We see things through the point of view of a pair of stepsister and brother: 17-year-old boy Andy and Asian girl Piper, who is visually impaired. They found their father dead after a stroke in the shower. This vision—therefore, Piper was less mentally harmed—haunted Andy throughout the film. Their bond is the most touching element in the film. Even though they don’t share the same biological mother or father, it’s their care and love for each other that support them through the loss of their father. The portrayal of their bond is natural: from their bickering with inappropriate jokes at the beginning to their secret code “grapefruit” as a code for “being honest.”

Besides the visual body horror, the biggest element in horror is the step-siblings’ new guardian, Laura, played by the brilliant actress Sally Hawkins. At first, her role is extra-friendly with an ounce of ambiguity and eccentricity. As a former counsellor herself, she used her tactics to get close with Andy to get the information she wanted and then used the information to break the trust between Andy and Piper. Even though they’re children, they would be only truly defenseless after they lost each other and in isolation. Her fabricated psychoanalysis of Andy is one of the most frustrating scenes in the film.When Andy told the agency that the other fostered child, Oliver, was actually a missing child, the social worker revealed that Laura was a former counsellor at the same agency, which was a chilling twist.
This is not the first time we see the role of therapist/counsellor as a supervising role of threat instead of being someone who we can undoubtedly trust the most. In Ari Aster’s surrealist horror film, Beau Is Afraid, the therapist of the protagonist was revealed at the end to be bought off by his mother and give out his personal information. Along with the popularity of therapy sessions for the public, the fear of betrayal and exposure from the person you trust to regularly talk about your deepest emotional turmoils seems to increase as well. Laura was also in the position of new guardian mother: the external horror invaded Andy and Piper’s two-person family, becoming an internal threat.

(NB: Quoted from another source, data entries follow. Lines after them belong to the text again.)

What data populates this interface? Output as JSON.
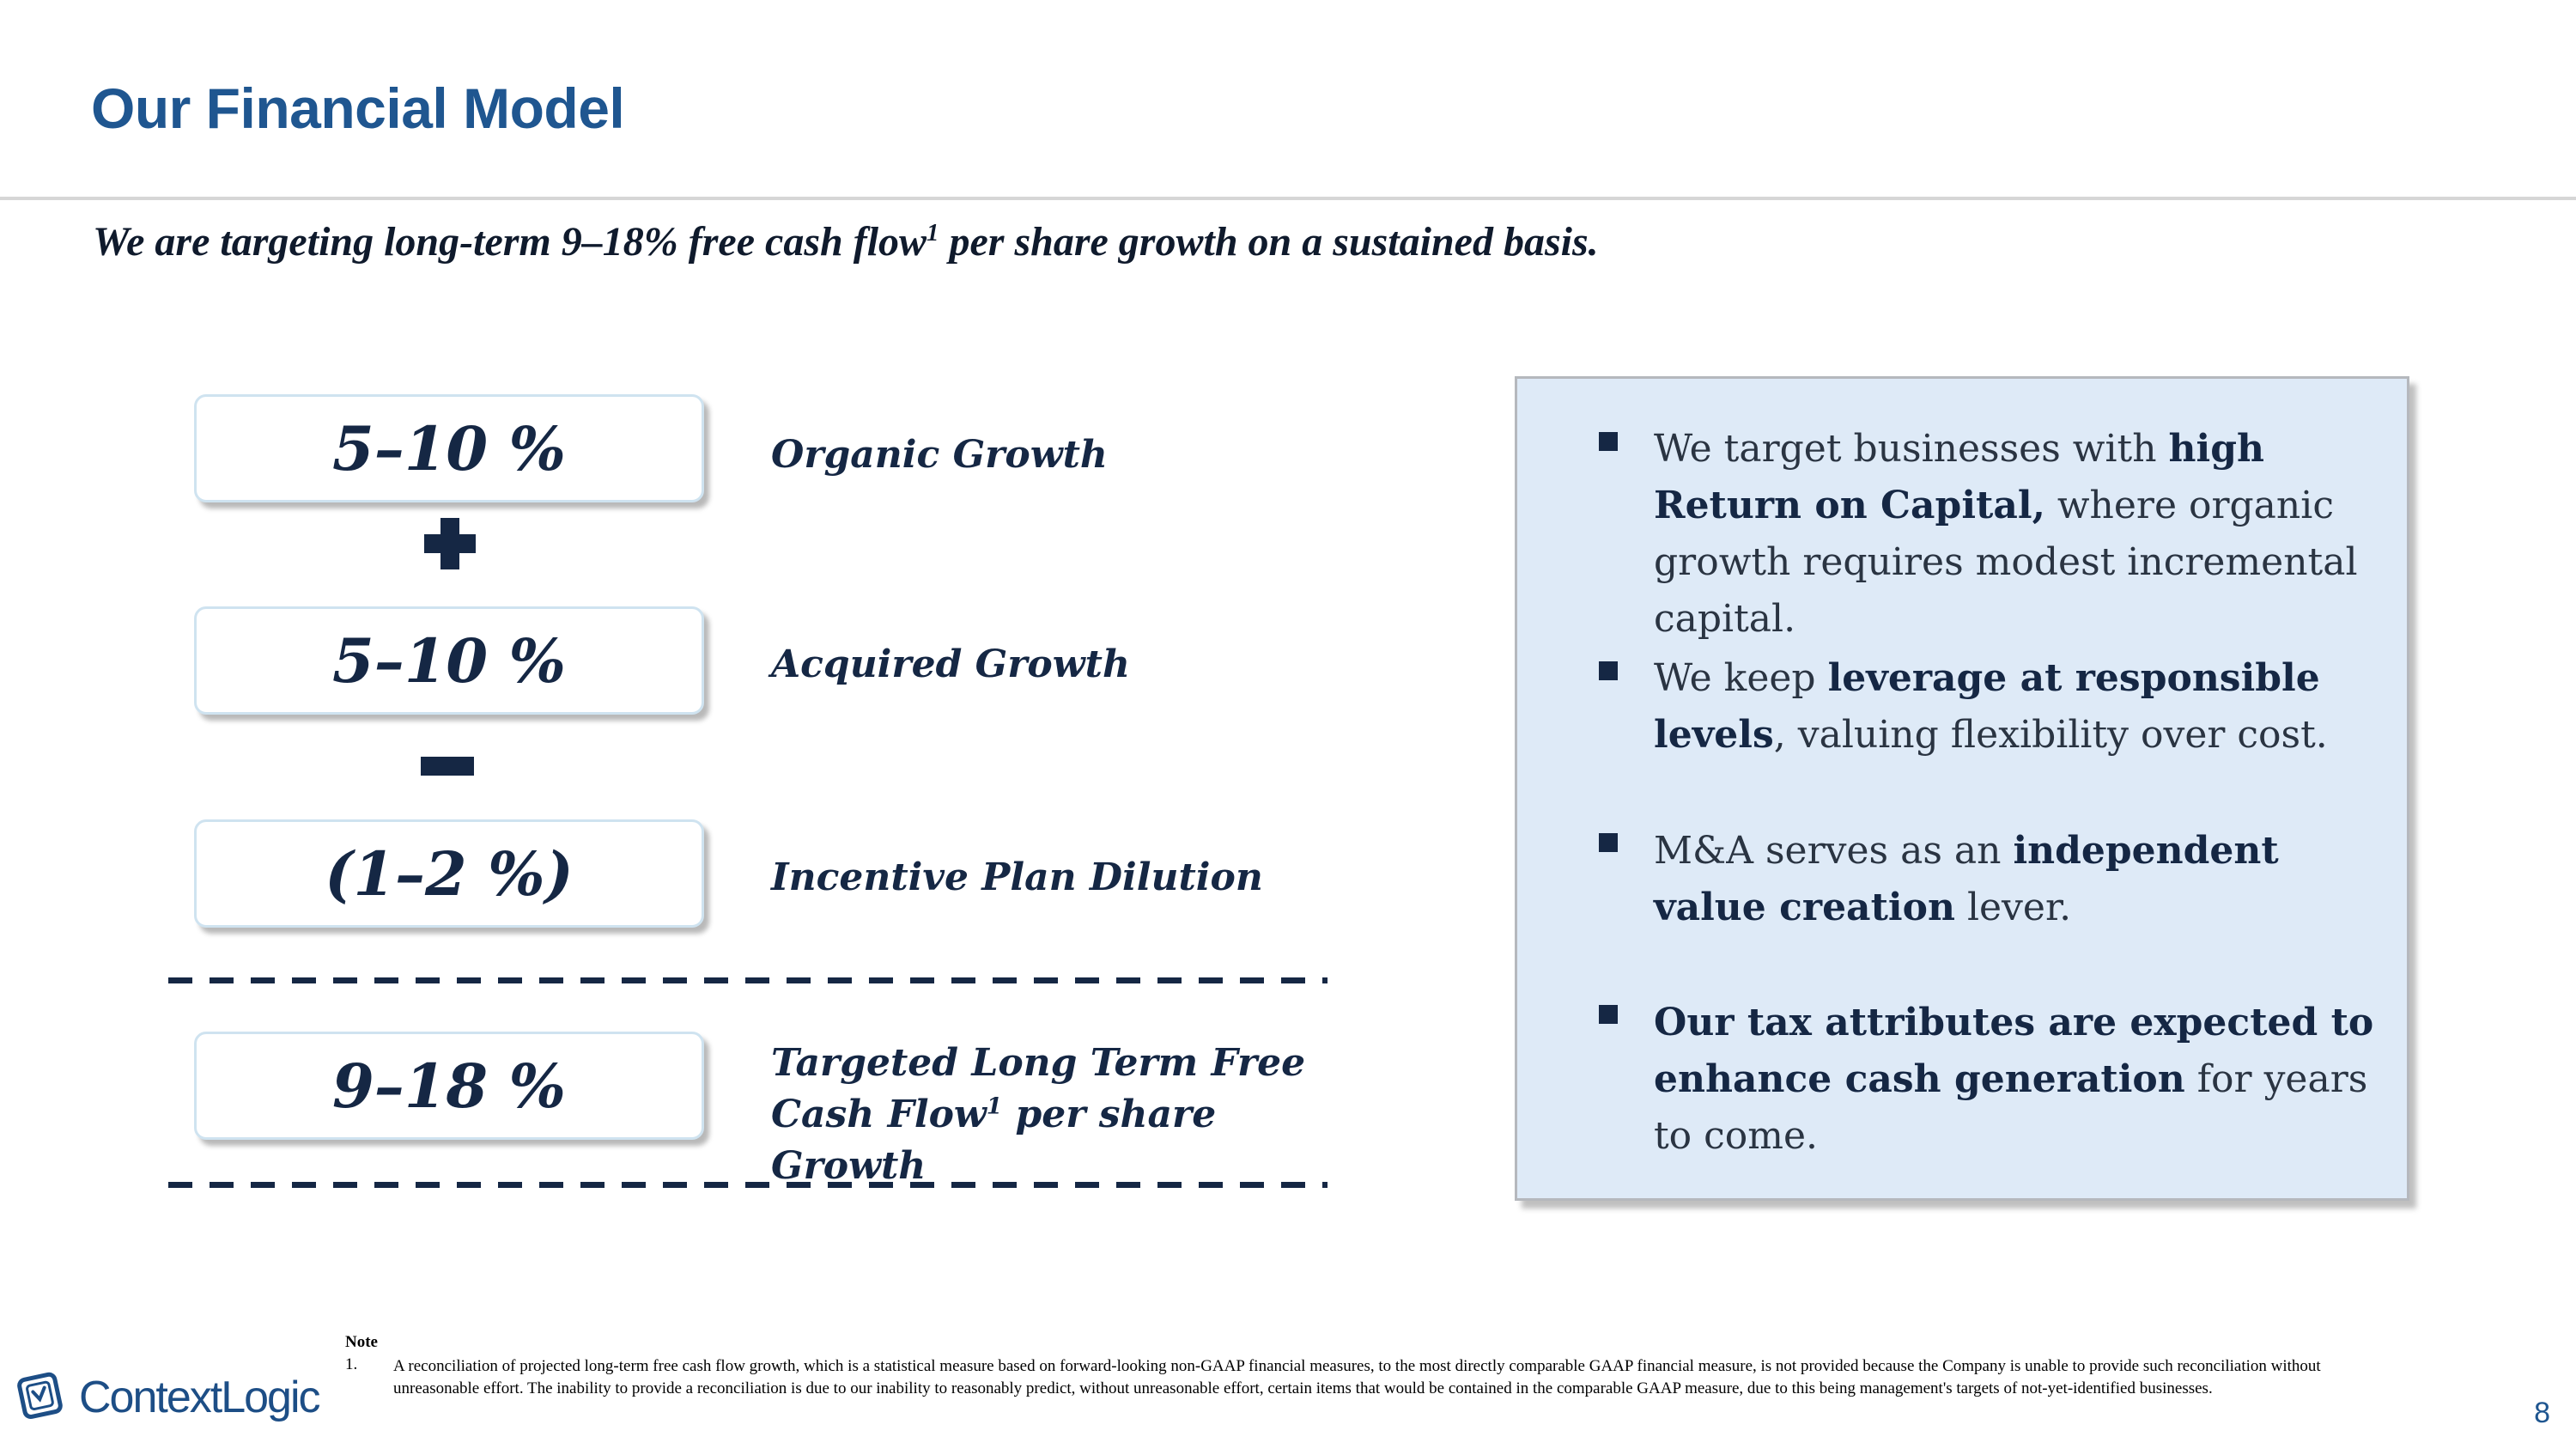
{
  "header": {
    "title": "Our Financial Model"
  },
  "subtitle": {
    "before": "We are targeting long-term 9–18% free cash flow",
    "sup": "1",
    "after": " per share growth on a sustained basis."
  },
  "model": {
    "organic": {
      "value": "5–10 %",
      "label": "Organic Growth"
    },
    "acquired": {
      "value": "5–10 %",
      "label": "Acquired Growth"
    },
    "dilution": {
      "value": "(1–2 %)",
      "label": "Incentive Plan Dilution"
    },
    "target": {
      "value": "9–18 %",
      "label_line1": "Targeted Long Term Free",
      "label_line2a": "Cash Flow",
      "label_sup": "1",
      "label_line2b": " per share",
      "label_line3": "Growth"
    }
  },
  "panel": {
    "b1": {
      "pre": "We target businesses with ",
      "bold": "high Return on Capital,",
      "post": " where organic growth requires modest incremental capital."
    },
    "b2": {
      "pre": "We keep ",
      "bold": "leverage at responsible levels",
      "post": ", valuing flexibility over cost."
    },
    "b3": {
      "pre": "M&A serves as an ",
      "bold": "independent value creation",
      "post": " lever."
    },
    "b4": {
      "bold": "Our tax attributes are expected to enhance cash generation",
      "post": " for years to come."
    }
  },
  "footnote": {
    "heading": "Note",
    "number": "1.",
    "text": "A reconciliation of projected long-term free cash flow growth, which is a statistical measure based on forward-looking non-GAAP financial measures, to the most directly comparable GAAP financial measure, is not provided because the Company is unable to provide such reconciliation without unreasonable effort. The inability to provide a reconciliation is due to our inability to reasonably predict, without unreasonable effort, certain items that would be contained in the comparable GAAP measure, due to this being management's targets of not-yet-identified businesses."
  },
  "brand": {
    "logo_text": "ContextLogic",
    "color": "#1f5690"
  },
  "page_number": "8"
}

The scenes where Oliver, whose real name is Connor Bird, ate non-edible objects gave me so much physical dread. His character was constantly at the border between a quiet observer and the source of horror, and the anticipation of it was truly horrifying. On the other hand, the tone for the climax of this film is half heart-pounding nervous and half heartbreaking. Andy pushed his courage due to his protecting instincts and love for his sister. We see Andy was also a child himself, who did workouts and was eager to grow up to be the guardian of Piper, which makes his death so tragic.
Despite the disability, Piper saved herself with her trust for Andy, and her intelligence and mental strength spiked. After a desperate try with the occult methods to resurrect her daughter, Laura finally accepted her death and held the dead body, lying in a fetal position in the swimming pool. Laura remained in that position in the pouring rain, returning to the embrace of fate and death. As a counsellor herself, Laura failed to grieve properly and denied it completely, even at the cost of others. In the end, Piper heard the sound of an airplane passing through—another code between her and Andy that means a soul went to heaven—and smiled. Piper grieved, remembered, and accepted his brother’s death.